This report is part of a six-city research series titled Europe’s White Working Class Communities, which examines the realities of people from majority populations in Aarhus, Amsterdam, Berlin, Lyon, Manchester, and Stockholm.
White Working Class Communities in Aarhus explores the views and experiences of the majority population in Trigeparken, a public housing community in Aarhus. The report focuses on six areas of local policy—education, employment, housing, health and social protection, policing and security, and civil and political and participation—as well as broader themes of belonging and identity and the role of the media.
Trigeparken belongs to a public listing of the most deprived neighborhoods in Denmark (known as the “ghetto list”) that, contrary to its original aim of furthering social inclusion, has reinforced social and physical stigmas and affected the development of the community. However, there are encouraging developments in Trigeparken. Many residents have lived there for many years and have a strong connection to the neighborhood. They also have a positive view of local policy developments in areas like youth crime prevention and school development and are working to improve other areas.
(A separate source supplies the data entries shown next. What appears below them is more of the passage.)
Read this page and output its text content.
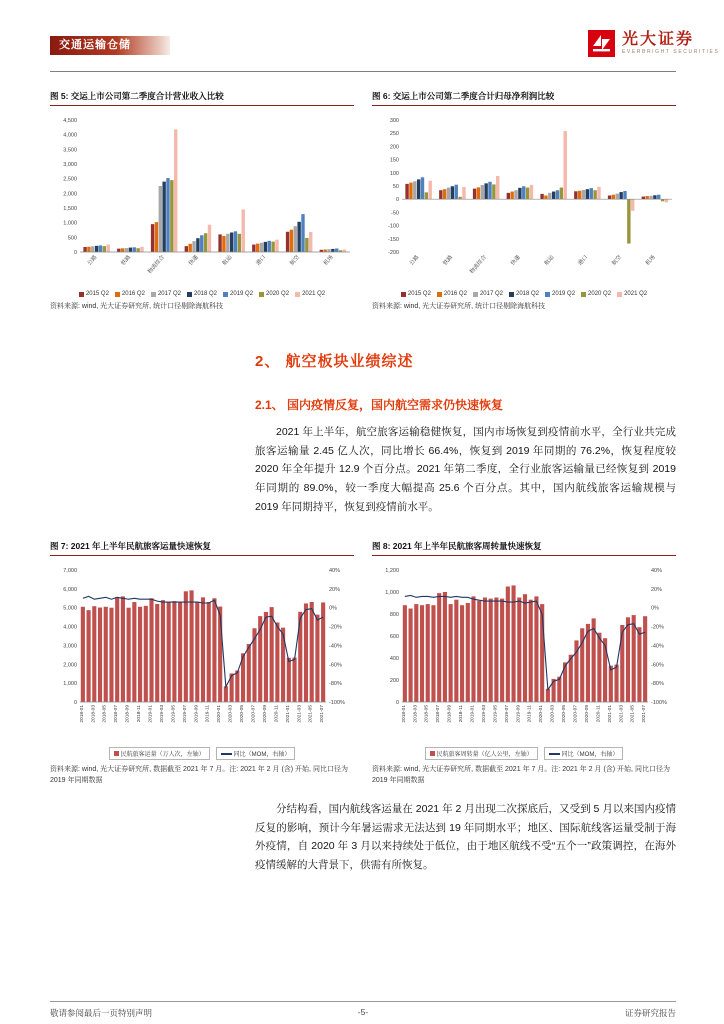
交通运输仓储	光大证券
EVERBRIGHT SECURITIES
图 5: 交运上市公司第二季度合计营业收入比较
0
500
1,000
1,500
2,000
2,500
3,000
3,500
4,000
4,500
公路	铁路	物流综合	快递	航运	港口	航空	机场
2015 Q2 2016 Q2 2017 Q2 2018 Q2 2019 Q2 2020 Q2 2021 Q2
资料来源: wind, 光大证券研究所, 统计口径剔除海航科技
图 6: 交运上市公司第二季度合计归母净利润比较
-200
-150
-100
-50
0
50
100
150
200
250
300
公路	铁路	物流综合	快递	航运	港口	航空	机场
2015 Q2 2016 Q2 2017 Q2 2018 Q2 2019 Q2 2020 Q2 2021 Q2
资料来源: wind, 光大证券研究所, 统计口径剔除海航科技
2、 航空板块业绩综述
2.1、 国内疫情反复，国内航空需求仍快速恢复
2021 年上半年，航空旅客运输稳健恢复，国内市场恢复到疫情前水平，全行业共完成旅客运输量 2.45 亿人次，同比增长 66.4%，恢复到 2019 年同期的 76.2%，恢复程度较 2020 年全年提升 12.9 个百分点。2021 年第二季度，全行业旅客运输量已经恢复到 2019 年同期的 89.0%，较一季度大幅提高 25.6 个百分点。其中，国内航线旅客运输规模与 2019 年同期持平，恢复到疫情前水平。
图 7: 2021 年上半年民航旅客运量快速恢复
0
1,000
2,000
3,000
4,000
5,000
6,000
7,000	40%
20%
0%
-20%
-40%
-60%
-80%
-100%
2018-01 2018-03 2018-05 2018-07 2018-09 2018-11 2019-01 2019-03 2019-05 2019-07 2019-09 2019-11 2020-01 2020-03 2020-05 2020-07 2020-09 2020-11 2021-01 2021-03 2021-05 2021-07
民航旅客运量（万人次，左轴）	同比（MOM，右轴）
资料来源: wind, 光大证券研究所, 数据截至 2021 年 7 月。注: 2021 年 2 月 (含) 开始, 同比口径为 2019 年同期数据
图 8: 2021 年上半年民航旅客周转量快速恢复
0
200
400
600
800
1,000
1,200	40%
20%
0%
-20%
-40%
-60%
-80%
-100%
2018-01 2018-03 2018-05 2018-07 2018-09 2018-11 2019-01 2019-03 2019-05 2019-07 2019-09 2019-11 2020-01 2020-03 2020-05 2020-07 2020-09 2020-11 2021-01 2021-03 2021-05 2021-07
民航旅客周转量（亿人公里，左轴）	同比（MOM，右轴）
资料来源: wind, 光大证券研究所, 数据截至 2021 年 7 月。注: 2021 年 2 月 (含) 开始, 同比口径为 2019 年同期数据
分结构看，国内航线客运量在 2021 年 2 月出现二次探底后，又受到 5 月以来国内疫情反复的影响，预计今年暑运需求无法达到 19 年同期水平；地区、国际航线客运量受制于海外疫情，自 2020 年 3 月以来持续处于低位，由于地区航线不受“五个一”政策调控，在海外疫情缓解的大背景下，供需有所恢复。
-5-
敬请参阅最后一页特别声明	证券研究报告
This report is part of a series by the Open Society Foundations’ At Home in Europe project, providing groundbreaking research on the realities of a section of the population whose lives are often caricatured and whose voices are rarely heard in public debates on integration, social cohesion, and social inclusion. Through a comparative lens, the project seeks to highlight parallels and differences in policies, practices, and experiences across European cities.